The co-op announced that dividend policy will be updated to return between 60% and 80% of earnings to shareholders while it has also hiked its targeted return on capital to 10%-12%, up from a five-year average of 8.6%. It remains the plan to sell Fonterra’s consumer businesses, which would allow further returns to shareholders.

Shares in Fonterra, which trade on New Zealand’s stock exchange, have increased by 14% following this announcement and the co-op’s annual results which were published on 25 September. Those results showed a small decrease in profit after tax to NZ$1.13bn (€642m).

The final milk price for the 2023/2024 season came in at NZ$7.83(€4.45)/Kg MS and the co-op raised its forecast for the 2024-2025 season to a new midpoint of NZ$9 (€5.11)/Kg MS.

On the update to the strategic review, CEO Miles Hurrell said: “We are clear on the parts of the business that create the most value today and where there is further headroom for growth.
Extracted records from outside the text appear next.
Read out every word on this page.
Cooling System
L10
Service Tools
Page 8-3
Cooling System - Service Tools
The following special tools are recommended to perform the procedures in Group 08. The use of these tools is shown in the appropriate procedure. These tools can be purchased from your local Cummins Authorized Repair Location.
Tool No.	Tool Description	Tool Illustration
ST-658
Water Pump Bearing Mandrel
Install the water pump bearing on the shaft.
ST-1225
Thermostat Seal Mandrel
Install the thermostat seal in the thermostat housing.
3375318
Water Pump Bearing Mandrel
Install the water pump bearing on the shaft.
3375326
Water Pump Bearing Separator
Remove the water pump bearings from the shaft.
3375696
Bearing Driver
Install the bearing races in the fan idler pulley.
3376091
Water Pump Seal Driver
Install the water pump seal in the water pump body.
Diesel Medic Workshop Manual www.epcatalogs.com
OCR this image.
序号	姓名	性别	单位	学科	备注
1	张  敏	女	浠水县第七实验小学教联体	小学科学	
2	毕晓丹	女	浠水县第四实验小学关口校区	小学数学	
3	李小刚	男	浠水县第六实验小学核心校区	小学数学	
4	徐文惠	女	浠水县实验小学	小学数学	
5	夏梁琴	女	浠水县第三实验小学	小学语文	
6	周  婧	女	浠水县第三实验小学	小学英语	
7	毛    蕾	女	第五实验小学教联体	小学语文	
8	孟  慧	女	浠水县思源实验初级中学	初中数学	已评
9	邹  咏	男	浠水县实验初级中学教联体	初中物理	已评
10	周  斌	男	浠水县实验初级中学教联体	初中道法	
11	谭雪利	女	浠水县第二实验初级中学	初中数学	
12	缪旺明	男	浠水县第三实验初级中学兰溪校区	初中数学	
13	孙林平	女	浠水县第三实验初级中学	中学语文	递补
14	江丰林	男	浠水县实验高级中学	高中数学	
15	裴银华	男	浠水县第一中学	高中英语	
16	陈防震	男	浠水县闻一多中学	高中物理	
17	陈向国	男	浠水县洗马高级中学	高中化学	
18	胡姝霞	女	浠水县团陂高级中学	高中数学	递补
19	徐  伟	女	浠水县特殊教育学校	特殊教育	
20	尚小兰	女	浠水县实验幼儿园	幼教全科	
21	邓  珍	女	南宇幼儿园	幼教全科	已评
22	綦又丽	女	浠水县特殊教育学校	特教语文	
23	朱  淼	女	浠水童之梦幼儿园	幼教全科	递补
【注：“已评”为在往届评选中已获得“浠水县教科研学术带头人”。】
These are our innovative ingredients and food service businesses.”

He added that by “streamlining the co-op” to focus on these areas Fonterra can grow greater value for shareholders even if the consumer businesses are sold.

The co-op aims to further increase its presence in the market for sophisticated dairy ingredients while also concentrating on its food service business in China and other key markets.

Fonterra said that it will provide farmers with an updated three-year forward-looking view of projections and performance every year.